Many florists who use it, according to her, often just discard the material inconsiderately, which is quite an insensitive way to dispose of the material.
Rita Feldmann:
"It is [floral foam] everywhere. You go to a supermarket, grab a block of flowers, and it’s at the bottom of the flowers. At races, weddings, it’s all foam."
Yet unfortunately, according to Shane Connolly, a florist for the British royal family and who made floral arrangements for the Duke and Duchess of Cambridge’s 2011 wedding, it is sometimes difficult to find conclusive scientific research to either allay or confirm the fears about floral foam.
"What we, however, do know is that it [floral foam] is not biodegradable. And that it contains known carcinogens.”
Cape Town-based South African florist, Mabel Maposa is a floral sustainability campaigner, who is passionate about conducting her floral business sustainably. Her approach to floral design is inspired by nature and all forms of art, all of which combine to transform her works into timeless, lush, and naturally styled pieces.

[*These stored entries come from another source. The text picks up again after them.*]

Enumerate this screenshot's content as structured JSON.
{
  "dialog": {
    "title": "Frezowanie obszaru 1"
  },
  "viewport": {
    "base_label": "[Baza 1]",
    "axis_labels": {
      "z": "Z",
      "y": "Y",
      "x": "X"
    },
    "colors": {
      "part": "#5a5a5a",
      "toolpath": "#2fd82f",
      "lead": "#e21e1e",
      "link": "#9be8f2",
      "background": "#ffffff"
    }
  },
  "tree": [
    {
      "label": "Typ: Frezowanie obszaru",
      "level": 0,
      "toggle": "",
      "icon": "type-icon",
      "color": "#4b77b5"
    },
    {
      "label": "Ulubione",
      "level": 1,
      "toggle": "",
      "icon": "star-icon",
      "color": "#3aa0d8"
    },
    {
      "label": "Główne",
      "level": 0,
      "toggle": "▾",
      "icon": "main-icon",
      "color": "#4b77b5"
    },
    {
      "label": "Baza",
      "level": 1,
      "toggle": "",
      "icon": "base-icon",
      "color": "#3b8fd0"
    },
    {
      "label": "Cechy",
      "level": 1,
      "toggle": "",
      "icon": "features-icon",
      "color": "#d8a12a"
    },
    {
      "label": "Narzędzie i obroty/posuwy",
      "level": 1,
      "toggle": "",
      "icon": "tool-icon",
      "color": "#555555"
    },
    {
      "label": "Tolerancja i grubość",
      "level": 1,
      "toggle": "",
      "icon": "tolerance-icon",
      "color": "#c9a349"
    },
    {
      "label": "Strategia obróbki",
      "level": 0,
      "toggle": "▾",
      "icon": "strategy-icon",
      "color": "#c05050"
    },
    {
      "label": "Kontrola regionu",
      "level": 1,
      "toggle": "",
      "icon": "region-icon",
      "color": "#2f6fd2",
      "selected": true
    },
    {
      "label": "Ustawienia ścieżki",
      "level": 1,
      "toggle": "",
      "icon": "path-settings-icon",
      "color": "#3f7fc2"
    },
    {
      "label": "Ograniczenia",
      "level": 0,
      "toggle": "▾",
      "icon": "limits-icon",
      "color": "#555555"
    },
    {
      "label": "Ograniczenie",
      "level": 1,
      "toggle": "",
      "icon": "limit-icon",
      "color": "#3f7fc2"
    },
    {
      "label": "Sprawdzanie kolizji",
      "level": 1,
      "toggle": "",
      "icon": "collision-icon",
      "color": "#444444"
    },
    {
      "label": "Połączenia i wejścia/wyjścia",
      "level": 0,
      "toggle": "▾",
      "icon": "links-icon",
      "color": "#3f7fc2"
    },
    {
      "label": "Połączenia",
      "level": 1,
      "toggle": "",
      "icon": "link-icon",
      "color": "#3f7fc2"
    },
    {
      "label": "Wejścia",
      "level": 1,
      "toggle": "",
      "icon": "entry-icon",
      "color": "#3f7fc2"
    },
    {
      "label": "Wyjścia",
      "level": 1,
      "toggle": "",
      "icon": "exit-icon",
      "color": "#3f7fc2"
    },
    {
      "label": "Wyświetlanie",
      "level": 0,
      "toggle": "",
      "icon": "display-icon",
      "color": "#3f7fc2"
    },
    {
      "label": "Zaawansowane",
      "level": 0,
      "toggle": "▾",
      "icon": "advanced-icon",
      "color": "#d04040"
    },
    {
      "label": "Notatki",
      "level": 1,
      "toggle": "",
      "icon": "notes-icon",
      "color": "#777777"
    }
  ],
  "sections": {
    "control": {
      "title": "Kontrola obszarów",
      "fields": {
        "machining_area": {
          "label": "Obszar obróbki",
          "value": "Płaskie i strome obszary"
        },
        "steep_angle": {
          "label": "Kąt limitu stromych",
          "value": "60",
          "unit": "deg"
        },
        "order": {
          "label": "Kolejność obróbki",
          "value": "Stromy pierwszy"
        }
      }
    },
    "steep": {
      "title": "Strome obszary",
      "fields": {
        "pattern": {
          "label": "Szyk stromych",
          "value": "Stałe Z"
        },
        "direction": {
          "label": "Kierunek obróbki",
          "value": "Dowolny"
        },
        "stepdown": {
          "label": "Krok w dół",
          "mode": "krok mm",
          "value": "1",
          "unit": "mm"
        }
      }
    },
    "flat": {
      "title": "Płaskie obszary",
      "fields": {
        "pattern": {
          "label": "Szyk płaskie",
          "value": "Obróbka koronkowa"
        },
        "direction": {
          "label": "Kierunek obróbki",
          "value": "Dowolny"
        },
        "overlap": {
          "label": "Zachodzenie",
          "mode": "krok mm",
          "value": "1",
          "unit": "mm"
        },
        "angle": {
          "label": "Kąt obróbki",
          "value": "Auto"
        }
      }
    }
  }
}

An advocate and educator of sustainable floristry both in Africa and beyond, Mabel who runs Mabel M Florals, focuses on custom-designed, floral foam-free techniques to create her flower arrangements. For her, floral sustainability is a key issue that has to be adhered to in floristry and the floral design industry. Accordingly, she shares this knowledge through Sustainable Floral Artistry Education Masterclasses.
Down under, Aussie-based Campbell and Bradley Flowers, a supplier of beautiful fresh flowers to select supermarkets and independent grocers, is still yet another florist focused on sustainable floristry and is committed to remaining floral foam-free.

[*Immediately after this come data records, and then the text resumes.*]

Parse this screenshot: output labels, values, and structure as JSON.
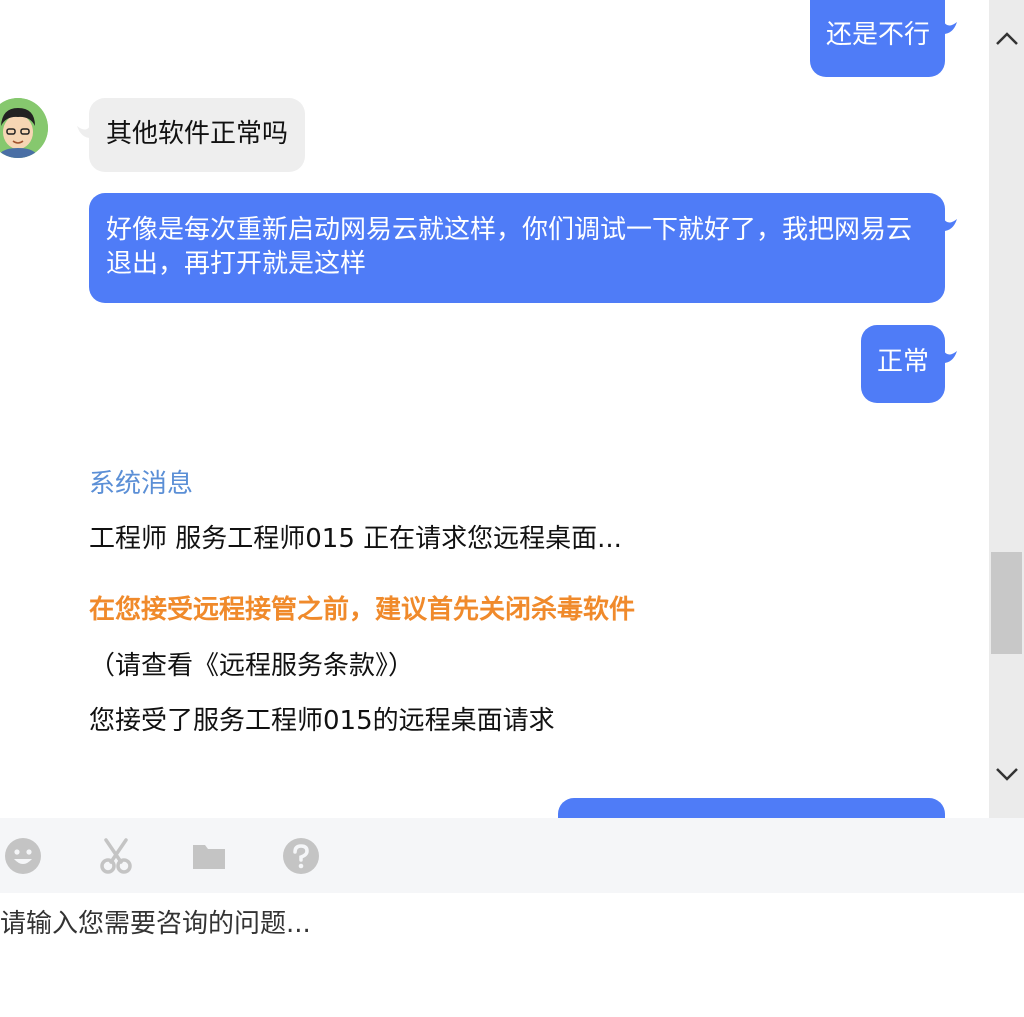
{
  "chat": {
    "messages": [
      {
        "from": "user",
        "text": "还是不行"
      },
      {
        "from": "agent",
        "text": "其他软件正常吗"
      },
      {
        "from": "user",
        "text": "好像是每次重新启动网易云就这样，你们调试一下就好了，我把网易云退出，再打开就是这样"
      },
      {
        "from": "user",
        "text": "正常"
      }
    ],
    "system": {
      "title": "系统消息",
      "line1": "工程师 服务工程师015 正在请求您远程桌面...",
      "warning": "在您接受远程接管之前，建议首先关闭杀毒软件",
      "terms": "（请查看《远程服务条款》）",
      "accepted": "您接受了服务工程师015的远程桌面请求"
    }
  },
  "toolbar": {
    "icons": [
      "emoji-icon",
      "scissors-icon",
      "folder-icon",
      "help-icon"
    ]
  },
  "input": {
    "placeholder": "请输入您需要咨询的问题..."
  },
  "colors": {
    "user_bubble": "#4f7cf7",
    "agent_bubble": "#eeeeee",
    "system_title": "#5b8fd6",
    "warning": "#f08a2b",
    "icon_gray": "#c4c4c4"
  }
}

A host of other florists and floral designers from different parts across the world are similarly giving up floral foam and heading the no-floral-foam way as floral sustainability continues to take root in the general floriculture and floristry trade.
Bad in More Ways Than It Is Good
The material used to make floral foam is called phenol formaldehyde, and it is one of the oldest types of plastic. The block is made by reacting phenol and formaldehyde with each other to produce the plastic. Air is then added to turn it into foam. The foam is then treated with other ingredients to give it the unique ability to soak up water.
The foam is made with two toxic chemicals, which may not necessarily be harmful. There is usually almost no phenol or formaldehyde left in the finished product - less than 0.1 percent of each chemical. Even so, the microplastics it contains persist in the product. They remain harmful to both the environment and for human and wildlife health.